Uma janela de saída para o mundo

\\ Texto João Afonso Ribeiro
\\ Fotografia Manuel Teixeira

O que até 2003 era uma serralharia comum, cresceu e tornou-se naquilo que hoje é uma empresa com presença global, focada na exportação e cujo volume de faturação no ano transato atingiu os 30 milhões de euros. A Jofebar é um caso de sucesso no mercado da construção, um exemplo de uma empresa que conseguiu crescer enquanto o mercado definhava, em consequência da crise económica que abalou Portugal e a Europa em 2008. A solução passou pela criação de uma marca no ramo das janelas minimalistas, a PanoramAH!, que veio dar um impulso a uma empresa cujo ponto de viragem começou com a adjudicação do projeto da Casa da Música. Eurico Almeida, arquiteto e administrador da Jofebar, explica que o projeto da Casa da Música «definiu a segunda parte da história da empresa, que ganha uma obra de referência, executa-a com qualidade e passa a ser referenciada no mercado».

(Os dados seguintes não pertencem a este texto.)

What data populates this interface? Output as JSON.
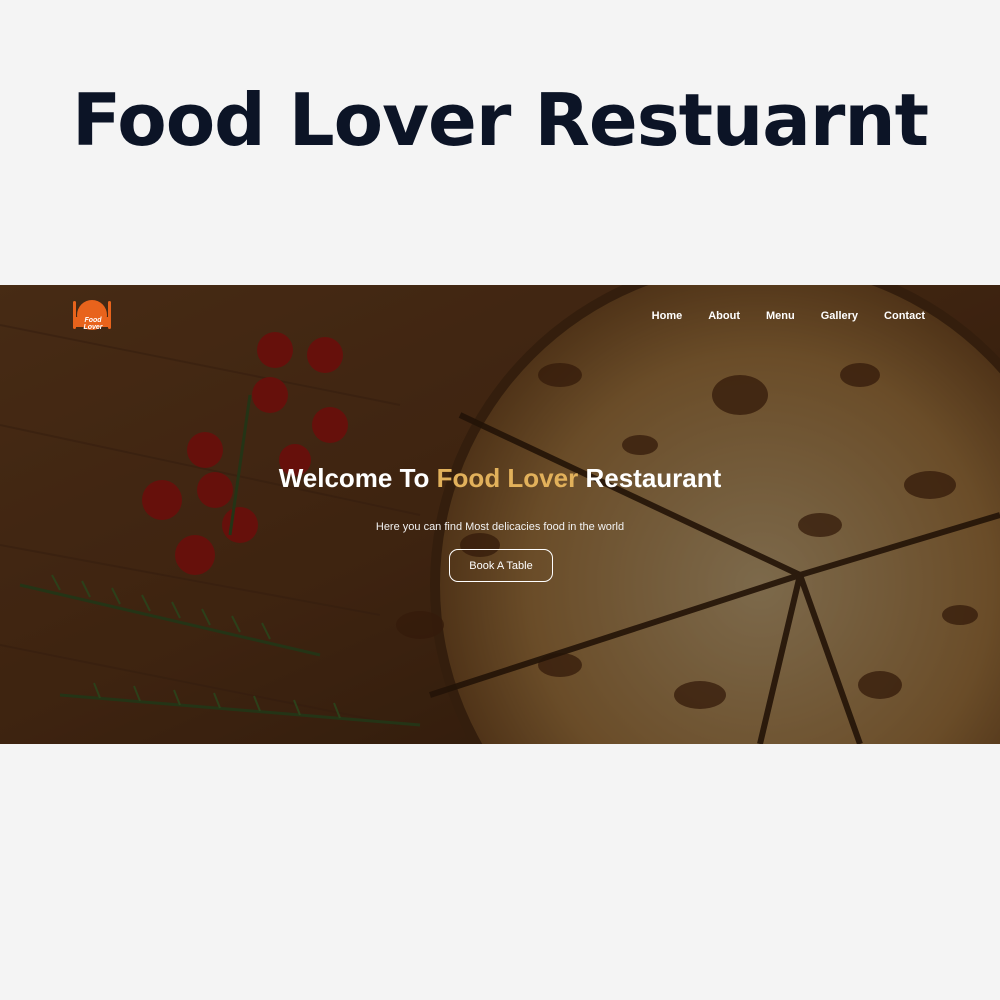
{
  "page": {
    "title": "Food Lover Restuarnt"
  },
  "hero": {
    "logo_text": "Food Lover",
    "logo_icon": "plate-fork-knife-icon",
    "nav": [
      {
        "label": "Home"
      },
      {
        "label": "About"
      },
      {
        "label": "Menu"
      },
      {
        "label": "Gallery"
      },
      {
        "label": "Contact"
      }
    ],
    "welcome_prefix": "Welcome To ",
    "welcome_accent": "Food Lover",
    "welcome_suffix": " Restaurant",
    "subtitle": "Here you can find Most delicacies food in the world",
    "cta_label": "Book A Table"
  },
  "colors": {
    "title": "#0c1426",
    "accent": "#e2b15b",
    "logo": "#e8631c",
    "background": "#f4f4f4"
  }
}
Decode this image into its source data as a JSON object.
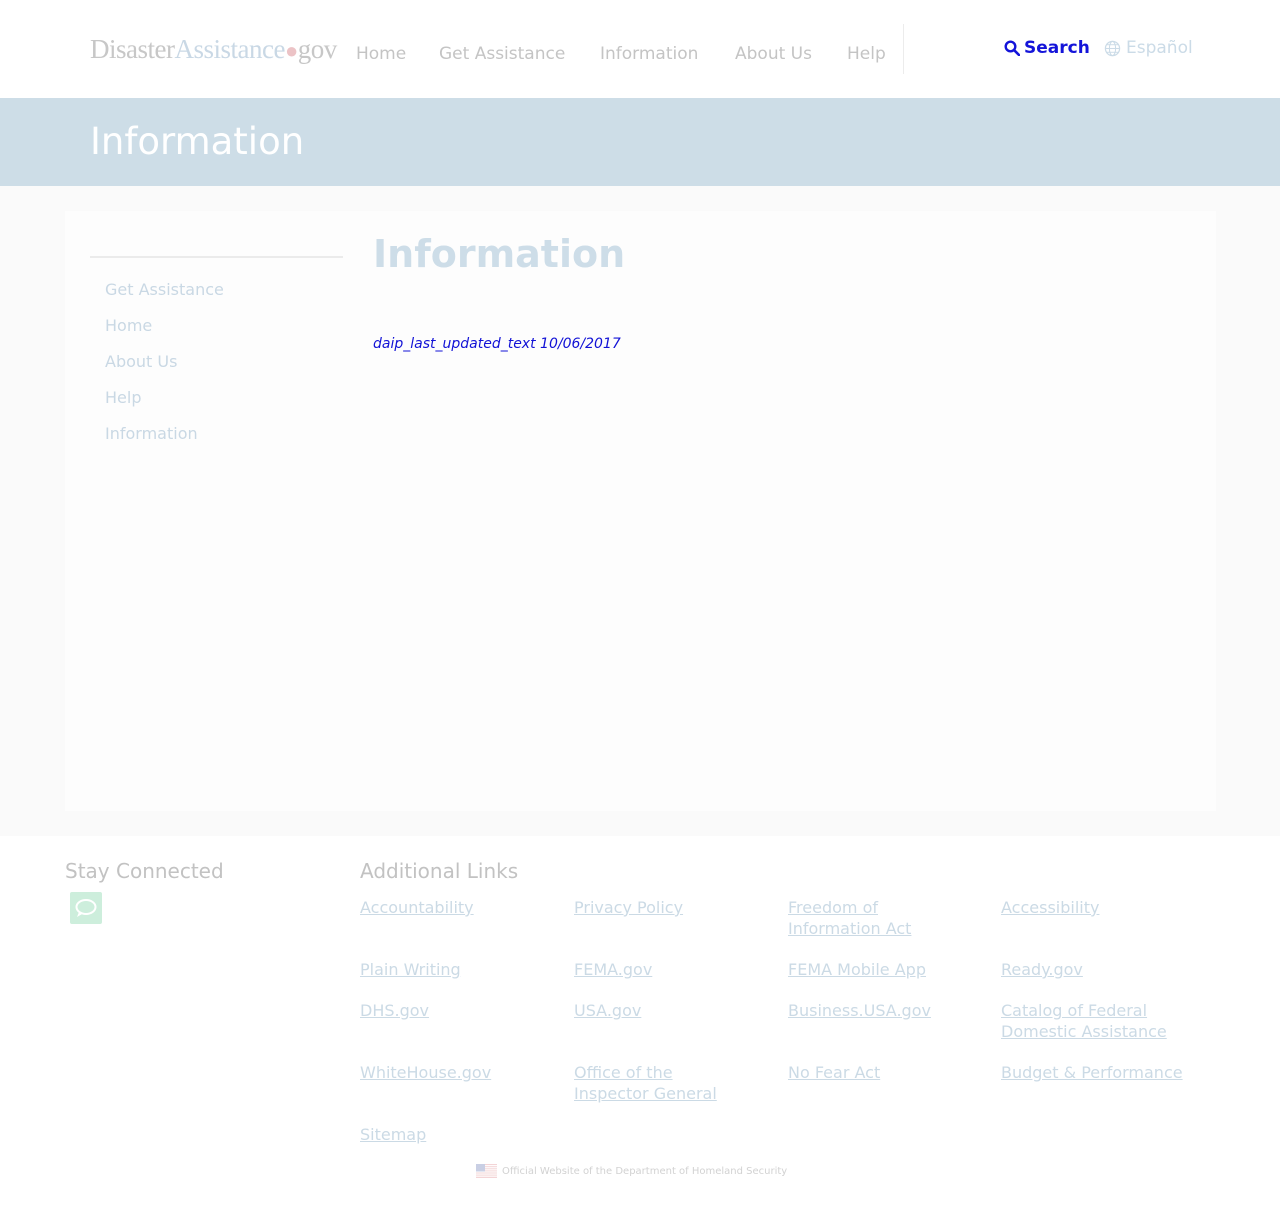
{
  "header": {
    "logo": {
      "part1": "Disaster",
      "part2": "Assistance",
      "dot": "●",
      "part3": "gov"
    },
    "nav": [
      "Home",
      "Get Assistance",
      "Information",
      "About Us",
      "Help"
    ],
    "search_label": "Search",
    "language_label": "Español"
  },
  "banner": {
    "title": "Information"
  },
  "sidebar": {
    "items": [
      "Get Assistance",
      "Home",
      "About Us",
      "Help",
      "Information"
    ]
  },
  "main": {
    "title": "Information",
    "last_updated": "daip_last_updated_text 10/06/2017"
  },
  "footer": {
    "stay_connected": "Stay Connected",
    "additional_links": "Additional Links",
    "links": [
      "Accountability",
      "Privacy Policy",
      "Freedom of Information Act",
      "Accessibility",
      "Plain Writing",
      "FEMA.gov",
      "FEMA Mobile App",
      "Ready.gov",
      "DHS.gov",
      "USA.gov",
      "Business.USA.gov",
      "Catalog of Federal Domestic Assistance",
      "WhiteHouse.gov",
      "Office of the Inspector General",
      "No Fear Act",
      "Budget & Performance",
      "Sitemap"
    ],
    "official_text": "Official Website of the Department of Homeland Security"
  },
  "colors": {
    "banner": "#cddde7",
    "search": "#1414d9",
    "link": "#cbdae5",
    "chat_icon_bg": "#cdeedc"
  },
  "icons": [
    "search-icon",
    "globe-icon",
    "chat-icon",
    "us-flag-icon"
  ]
}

A Jofebar fechou 2014 com um volume de faturação na ordem dos 30 milhões 

Foi a partir deste momento que o crescimento se tornou exponencial. E foi muito graças à PanoramAH! que a empresa cresceu e se solidificou. Mas o que é, afinal, a PanoramAH!? Eurico Almeida, no projeto desde o início e uma das principais caras da marca, explica que, no fundo, é um «sistema de janelas minimalistas que suporta a sua solução no vidro». Por outras palavras, o vidro é estrutural dentro do sistema, suportando a janela sem a necessidade de outros elementos, que tradicionalmente compõem todas as soluções feitas em vidro. De uma forma prática, Eurico Almeida compara o sistema com as soluções existentes em alumínio: «enquanto no sistema tradicional o alumínio é estruturante, na janela minimalista é o vidro que permite que a janela corra».

No entanto, a PanoramAH! só surge em 2008. Antes disso, a empresa iniciara o seu processo de crescimento quando se tornara representante em Portugal de uma marca suíça que também apresentava soluções no âmbito das janelas minimalistas. Daí até à criação de uma marca própria foi um pequeno passo. Mantiveram-se, no entanto, as ligações à Suíça, cuja cor e símbolo da bandeira estão presentes no símbolo da empresa, uma espécie de Galo de Barcelos em versão suíça. E porquê esta ligação ao país helvético? «É, acima de tudo, uma estratégia de marketing, já que associar a marca à Suíça dá uma credibilidade que é importante em alguns dos mercados com que trabalhamos», revela o admnistrador.

Presente nos cinco continentes, tem nos Estados Unidos, Reino Unido e Suécia os mercados mais importantes.

 

O volume de exportações viria então a crescer, de tal forma que hoje representa 80% do volume de negócios da empresa. Estados Unidos, Reino Unido e Suécia são os mercados mais importantes, mas a empresa está presente em todos os cantos do globo. Por agora, o objetivo passa por consolidar o crescimento, que tem sido constante após um período de estabilização em 2011. No que diz respeito à estratégia, o caminho passa por inovar o mercado: «buscamos continuamente soluções inovadoras e exclusivas ao nível do minimalismo, mas nós somos uma empresa que faz fatos à medida», conclui Eurico Almeida.